Ses films furent assez nombreux pour que certains restent encore inédits en France, tel ce petit bijou de 1969, Sans rien savoir d’elle (Senza sapere niente di lei en version originale), passé en son temps totalement inaperçu, et que Les Films du Camélia ont le flair d’exhumer à partir d’une copie neuve fraîchement restaurée par la Cinémathèque de Bologne.
Le film se montre tout du long assez insituable sur l’échelle du genre, ne relevant ni complètement de l’enquête policière, ni complètement du mélodrame amoureux, mais un peu des deux, et plus sûrement encore d’un constant brouillage d’une forme par l’autre, afin de maintenir jusqu’au bout le doute sur ses personnages.
Manipulation bilatérale
Nanni Bra (Philippe Leroy), enquêteur en assurances à Milan, travaille sur la mort suspecte d’une vieille femme quelques heures avant l’approvisionnement d’une importante prime, et flaire là quelque détournement d’héritage.

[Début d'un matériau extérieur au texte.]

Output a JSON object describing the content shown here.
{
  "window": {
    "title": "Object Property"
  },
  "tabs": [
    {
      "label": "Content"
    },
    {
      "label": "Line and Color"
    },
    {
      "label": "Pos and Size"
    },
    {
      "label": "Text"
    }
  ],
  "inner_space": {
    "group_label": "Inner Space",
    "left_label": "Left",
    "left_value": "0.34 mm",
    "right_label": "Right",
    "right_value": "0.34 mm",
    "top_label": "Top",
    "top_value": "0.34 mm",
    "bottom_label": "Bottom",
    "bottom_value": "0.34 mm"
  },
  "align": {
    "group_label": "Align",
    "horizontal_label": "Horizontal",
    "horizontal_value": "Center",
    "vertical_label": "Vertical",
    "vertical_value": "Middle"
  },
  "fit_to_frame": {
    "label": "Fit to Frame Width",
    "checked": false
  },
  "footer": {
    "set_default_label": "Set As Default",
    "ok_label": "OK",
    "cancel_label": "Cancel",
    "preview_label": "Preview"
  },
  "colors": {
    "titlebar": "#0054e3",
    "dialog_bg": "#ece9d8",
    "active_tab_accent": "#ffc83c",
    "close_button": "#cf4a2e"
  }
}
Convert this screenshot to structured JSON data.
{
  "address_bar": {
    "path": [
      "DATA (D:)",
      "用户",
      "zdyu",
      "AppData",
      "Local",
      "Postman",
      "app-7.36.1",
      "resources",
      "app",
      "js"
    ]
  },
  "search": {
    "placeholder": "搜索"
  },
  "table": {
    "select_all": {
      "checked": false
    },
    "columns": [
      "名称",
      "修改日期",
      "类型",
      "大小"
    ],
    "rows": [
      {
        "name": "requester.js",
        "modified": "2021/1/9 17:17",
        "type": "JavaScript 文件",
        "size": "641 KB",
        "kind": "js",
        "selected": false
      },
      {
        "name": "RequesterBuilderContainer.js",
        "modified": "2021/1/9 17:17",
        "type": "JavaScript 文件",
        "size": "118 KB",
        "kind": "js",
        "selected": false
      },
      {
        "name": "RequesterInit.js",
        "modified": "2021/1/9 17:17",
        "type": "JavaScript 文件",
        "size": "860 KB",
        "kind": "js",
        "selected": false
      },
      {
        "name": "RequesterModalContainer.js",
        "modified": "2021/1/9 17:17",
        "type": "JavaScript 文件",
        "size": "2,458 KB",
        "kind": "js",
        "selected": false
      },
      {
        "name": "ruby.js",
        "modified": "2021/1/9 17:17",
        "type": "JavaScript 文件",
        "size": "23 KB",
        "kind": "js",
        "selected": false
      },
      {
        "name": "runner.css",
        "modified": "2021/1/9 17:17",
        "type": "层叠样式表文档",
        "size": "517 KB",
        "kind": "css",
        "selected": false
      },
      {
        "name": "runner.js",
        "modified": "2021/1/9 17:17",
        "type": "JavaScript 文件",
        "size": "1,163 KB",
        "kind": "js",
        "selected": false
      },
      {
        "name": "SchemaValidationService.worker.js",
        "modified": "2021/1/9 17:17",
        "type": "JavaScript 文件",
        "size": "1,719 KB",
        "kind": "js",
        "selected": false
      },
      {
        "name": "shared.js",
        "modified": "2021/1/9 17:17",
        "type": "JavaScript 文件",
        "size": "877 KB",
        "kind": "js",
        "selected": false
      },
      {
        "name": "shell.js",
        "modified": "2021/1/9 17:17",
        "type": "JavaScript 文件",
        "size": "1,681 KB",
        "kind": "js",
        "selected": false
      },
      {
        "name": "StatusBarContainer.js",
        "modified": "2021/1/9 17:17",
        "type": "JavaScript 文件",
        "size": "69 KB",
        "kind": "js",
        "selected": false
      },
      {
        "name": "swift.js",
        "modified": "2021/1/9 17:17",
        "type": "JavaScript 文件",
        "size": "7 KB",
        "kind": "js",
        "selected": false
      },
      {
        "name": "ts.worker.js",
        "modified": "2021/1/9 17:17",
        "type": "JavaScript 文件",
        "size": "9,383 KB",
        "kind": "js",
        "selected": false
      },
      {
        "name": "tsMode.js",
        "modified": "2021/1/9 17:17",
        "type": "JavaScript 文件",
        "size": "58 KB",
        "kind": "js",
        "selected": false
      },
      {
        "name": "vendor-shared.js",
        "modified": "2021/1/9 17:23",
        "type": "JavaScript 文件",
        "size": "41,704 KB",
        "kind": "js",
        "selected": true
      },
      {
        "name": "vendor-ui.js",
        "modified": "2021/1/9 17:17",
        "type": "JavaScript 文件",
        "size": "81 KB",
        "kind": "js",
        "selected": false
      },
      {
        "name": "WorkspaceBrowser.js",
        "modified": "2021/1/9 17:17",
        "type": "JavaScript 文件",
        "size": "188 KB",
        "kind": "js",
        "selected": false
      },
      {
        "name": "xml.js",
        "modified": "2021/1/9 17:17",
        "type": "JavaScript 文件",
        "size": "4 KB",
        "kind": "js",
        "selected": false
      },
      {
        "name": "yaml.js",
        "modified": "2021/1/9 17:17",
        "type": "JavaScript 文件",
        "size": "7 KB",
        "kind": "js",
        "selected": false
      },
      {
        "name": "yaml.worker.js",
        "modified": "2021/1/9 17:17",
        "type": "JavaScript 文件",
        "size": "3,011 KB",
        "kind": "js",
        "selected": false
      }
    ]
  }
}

Cherchant à rassembler ses cinq enfants, il court encore après la benjamine, Cinzia (Paola Pitagora), une chipie évadée du nid, menant une existence nomade. Il la prend en filature avant de l’aborder, se faisant passer pour un autre, et de l’héberger chez lui. S’engage alors entre les deux une histoire d’amour vécue sur le mode de la syncope, non sans qu’il puisse tout aussi bien s’agir d’un jeu de masques, d’une manipulation bilatérale.
Sans rien savoir d’elle s’apparente, quelque dix ans après et en mode mineur, à un petit Vertigo de poche (le célèbre thriller d’Alfred Hitchcock datant de 1958), histoire d’une filature amoureuse où le détective, sujet malade du regard, s’aliène dans son objet, une femme indiscernable. L’intrigue se noue dans un Milan grisailleux d’une terne modernité, étouffant dans l’œuf tout motif de sublimation. Comencini organise entre ses personnages une sorte de tête-à-tête virant insidieusement au bras de fer mental, quête de reconnaissance ou pêche aux aveux qui ne veut pas dire son nom.